Review | "The Congress"

Ari Folman is primarily a director of animated films (as he demonstrated in the wonderful, Oscar nominated animated documentary, Waltz with Bashir), and it shows in his latest effort, The Congress, a live action/animated science fiction hybrid based on Stanislaw Lem's novel, "The Futurological Congress."

The live action segments of The Congress, mostly bookended at the beginning and end of the film, feel a bit drab and uninspired. But what a jaw dropping beauty those animated parts are, so much so that by the time we return to the real world in the film's finale, their blandness is jarring, suddenly making sense in a very carefully designed world borne out of Folman's vivid imagination.

At its core is a performance by Robin Wright that can only be described as fearless. Rarely do actors or actresses allow themselves to be so emotionally naked onscreen, but in playing a version of herself, a former starlet turned actress of a certain age who is no longer Hollywood's "it-girl," Wright turns in a raw, self reflective performance that is nothing short of exhilarating.


In The Congress, Wright is an actress facing irrelevance in a world that no longer seems interested in her talents. Her manager, Al (Harvey Keitel), is negotiating her final contract with movie studio Miramount, whose president, Jeff (Danny Huston), is planning to scan the faces of every actor into a giant database that will render actors obsolete. In essence, movies will no longer feature flesh and blood people, but digital approximations capable of doing anything the studio demands, never aging, never fading, always young and always exactly the same. The actors must sign a contract to never again perform in any capacity, in order to preserve the cinematic illusion of agelessness. The actor's likeness will forever belong to the studio.
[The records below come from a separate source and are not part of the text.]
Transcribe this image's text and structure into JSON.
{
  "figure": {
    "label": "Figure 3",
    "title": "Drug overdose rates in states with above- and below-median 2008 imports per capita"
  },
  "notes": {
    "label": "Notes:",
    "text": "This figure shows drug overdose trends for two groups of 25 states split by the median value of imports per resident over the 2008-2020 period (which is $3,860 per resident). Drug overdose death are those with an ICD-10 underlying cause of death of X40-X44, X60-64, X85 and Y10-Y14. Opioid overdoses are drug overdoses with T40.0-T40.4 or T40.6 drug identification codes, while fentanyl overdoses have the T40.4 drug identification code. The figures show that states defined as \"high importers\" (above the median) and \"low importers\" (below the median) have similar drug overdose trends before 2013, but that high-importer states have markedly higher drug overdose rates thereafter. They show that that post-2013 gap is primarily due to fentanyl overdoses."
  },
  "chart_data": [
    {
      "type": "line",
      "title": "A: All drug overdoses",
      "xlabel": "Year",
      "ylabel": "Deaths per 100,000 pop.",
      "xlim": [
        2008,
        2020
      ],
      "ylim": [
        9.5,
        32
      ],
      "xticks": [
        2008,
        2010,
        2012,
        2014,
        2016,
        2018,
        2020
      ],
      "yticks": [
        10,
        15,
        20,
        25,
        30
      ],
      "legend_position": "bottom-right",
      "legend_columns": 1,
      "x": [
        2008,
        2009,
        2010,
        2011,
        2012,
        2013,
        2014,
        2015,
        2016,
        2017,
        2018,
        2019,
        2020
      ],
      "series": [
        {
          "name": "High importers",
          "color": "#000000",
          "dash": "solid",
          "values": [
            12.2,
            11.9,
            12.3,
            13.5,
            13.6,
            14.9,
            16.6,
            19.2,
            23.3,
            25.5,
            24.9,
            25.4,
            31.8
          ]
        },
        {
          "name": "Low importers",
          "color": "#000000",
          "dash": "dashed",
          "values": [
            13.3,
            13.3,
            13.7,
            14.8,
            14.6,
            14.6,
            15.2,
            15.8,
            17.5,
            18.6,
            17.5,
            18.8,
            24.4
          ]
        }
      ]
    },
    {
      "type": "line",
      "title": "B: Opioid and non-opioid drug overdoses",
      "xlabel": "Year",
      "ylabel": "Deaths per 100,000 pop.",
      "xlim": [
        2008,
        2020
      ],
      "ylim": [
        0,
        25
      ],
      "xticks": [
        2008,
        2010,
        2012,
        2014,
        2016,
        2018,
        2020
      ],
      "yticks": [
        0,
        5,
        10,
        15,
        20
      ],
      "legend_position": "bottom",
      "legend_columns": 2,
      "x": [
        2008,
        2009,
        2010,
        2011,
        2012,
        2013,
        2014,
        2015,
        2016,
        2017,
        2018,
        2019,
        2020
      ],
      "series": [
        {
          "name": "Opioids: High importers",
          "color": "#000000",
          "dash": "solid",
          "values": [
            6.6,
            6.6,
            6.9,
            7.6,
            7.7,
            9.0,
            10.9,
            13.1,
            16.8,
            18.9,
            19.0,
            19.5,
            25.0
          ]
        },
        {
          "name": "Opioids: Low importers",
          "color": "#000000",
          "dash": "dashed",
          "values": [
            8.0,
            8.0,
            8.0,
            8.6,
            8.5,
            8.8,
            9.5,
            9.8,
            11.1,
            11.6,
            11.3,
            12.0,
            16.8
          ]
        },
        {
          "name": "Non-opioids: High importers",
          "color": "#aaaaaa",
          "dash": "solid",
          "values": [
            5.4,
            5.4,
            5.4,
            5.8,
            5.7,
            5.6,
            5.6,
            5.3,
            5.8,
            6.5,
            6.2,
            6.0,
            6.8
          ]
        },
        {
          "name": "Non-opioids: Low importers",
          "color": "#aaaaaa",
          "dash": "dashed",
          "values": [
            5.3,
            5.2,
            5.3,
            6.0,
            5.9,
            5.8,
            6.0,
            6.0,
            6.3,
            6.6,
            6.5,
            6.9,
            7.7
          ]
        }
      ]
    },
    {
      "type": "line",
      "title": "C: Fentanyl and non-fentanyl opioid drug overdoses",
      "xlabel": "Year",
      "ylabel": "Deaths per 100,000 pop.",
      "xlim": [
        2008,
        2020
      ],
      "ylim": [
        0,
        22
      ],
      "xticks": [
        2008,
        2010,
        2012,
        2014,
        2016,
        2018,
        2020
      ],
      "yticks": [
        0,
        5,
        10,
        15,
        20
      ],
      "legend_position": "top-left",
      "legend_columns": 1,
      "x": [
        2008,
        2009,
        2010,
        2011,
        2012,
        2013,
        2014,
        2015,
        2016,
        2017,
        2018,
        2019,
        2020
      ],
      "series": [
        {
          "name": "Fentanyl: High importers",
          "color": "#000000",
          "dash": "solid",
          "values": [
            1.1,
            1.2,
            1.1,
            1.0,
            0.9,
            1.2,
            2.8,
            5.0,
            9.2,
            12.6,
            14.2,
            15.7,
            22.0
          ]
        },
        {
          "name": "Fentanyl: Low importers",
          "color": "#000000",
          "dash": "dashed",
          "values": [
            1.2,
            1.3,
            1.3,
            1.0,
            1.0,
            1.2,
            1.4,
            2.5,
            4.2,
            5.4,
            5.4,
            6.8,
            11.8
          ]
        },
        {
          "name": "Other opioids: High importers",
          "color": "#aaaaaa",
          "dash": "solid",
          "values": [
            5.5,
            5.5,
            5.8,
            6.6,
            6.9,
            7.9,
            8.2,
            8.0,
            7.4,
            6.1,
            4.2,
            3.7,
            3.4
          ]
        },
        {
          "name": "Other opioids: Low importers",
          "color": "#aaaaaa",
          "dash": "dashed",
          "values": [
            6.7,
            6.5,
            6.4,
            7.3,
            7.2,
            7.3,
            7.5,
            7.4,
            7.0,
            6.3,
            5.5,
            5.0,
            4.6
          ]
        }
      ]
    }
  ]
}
Flash forward 20 years. Wright has taken the buyout, and is traveling to make an appearance at the Futurological Congress, a gathering held in an all animated zone, where hallucinogenic drugs take people to an alternate reality where everything is animated. There, the Congress plans to announce the release of the drug on the mainstream market, where anyone can escape into the animated zone and be anything or anyone they want. Identity is a thing of the past in a world where reality no longer has any meaning. Lost and alone amidst a sea of animated oddities, Wright must reunite find her children, even if it means escaping into reality and losing her only love.


It's a sprawling narrative, but its often scattershot nature is the point. Nothing makes sense anymore, not in this new animated world. And just when you think this thing is about to fly off the psychedelic rails, Folman pulls it all back in, grounding it in real human emotion. That's what's really so fascinating about The Congress; Folman has created a fantastical world like nothing we've ever seen before, where people can be anyone from Marilyn Monroe to Cleopatra, or something completely out of their own dreams (or nightmares), but it's never anything less than completely emotionally engaging. The final impact of this thing is tremendous, blindsiding us with its surprising resonance.
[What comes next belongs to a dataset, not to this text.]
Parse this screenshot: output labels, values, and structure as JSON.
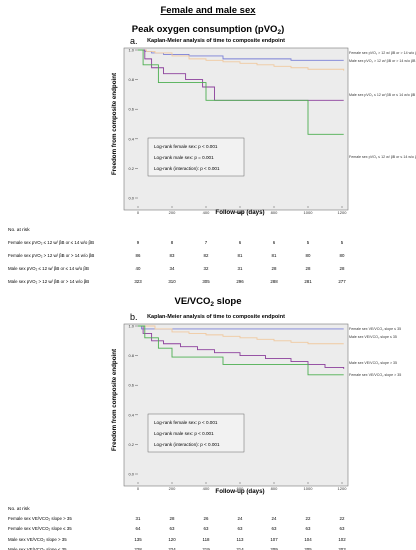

There are moments of such beauty in The Congress that it's almost breathtaking. It's also a bold and incisive satire of our current moviegoing culture. One need only look at this year's highest grossing film, Transformers: Age of Extinction, to see what Folman is skewering here - a world where CGI robots are the stars and the humans are perfunctory at best. Who needs real human emotions anymore when you can do anything with a computer? In The Congress, Folman argues the opposite - those human emotions are what bind us all together. They are essential to our very beings. They are us. And no computer can ever replicate that, no matter how much studios may want to cut corners or churn out yet another soulless blockbuster. This is an extraordinary film, a unique film, the kind of film that reminds us of the true power of science fiction to comment on our society. But it's also a film of very delicate beauty, from Folman's startling imagery to Max Richter's heartbreaking score - The Congress stands as a refreshing reminder of the singular power of cinema.

GRADE - ★★★½ (out of four)

THE CONGRESS | Directed by Ari Folman | Stars Robin Wright, Harvey Keitel, Danny Huston, Paul Giamatti, John Hamm | Not Rated | Now playing in select cities.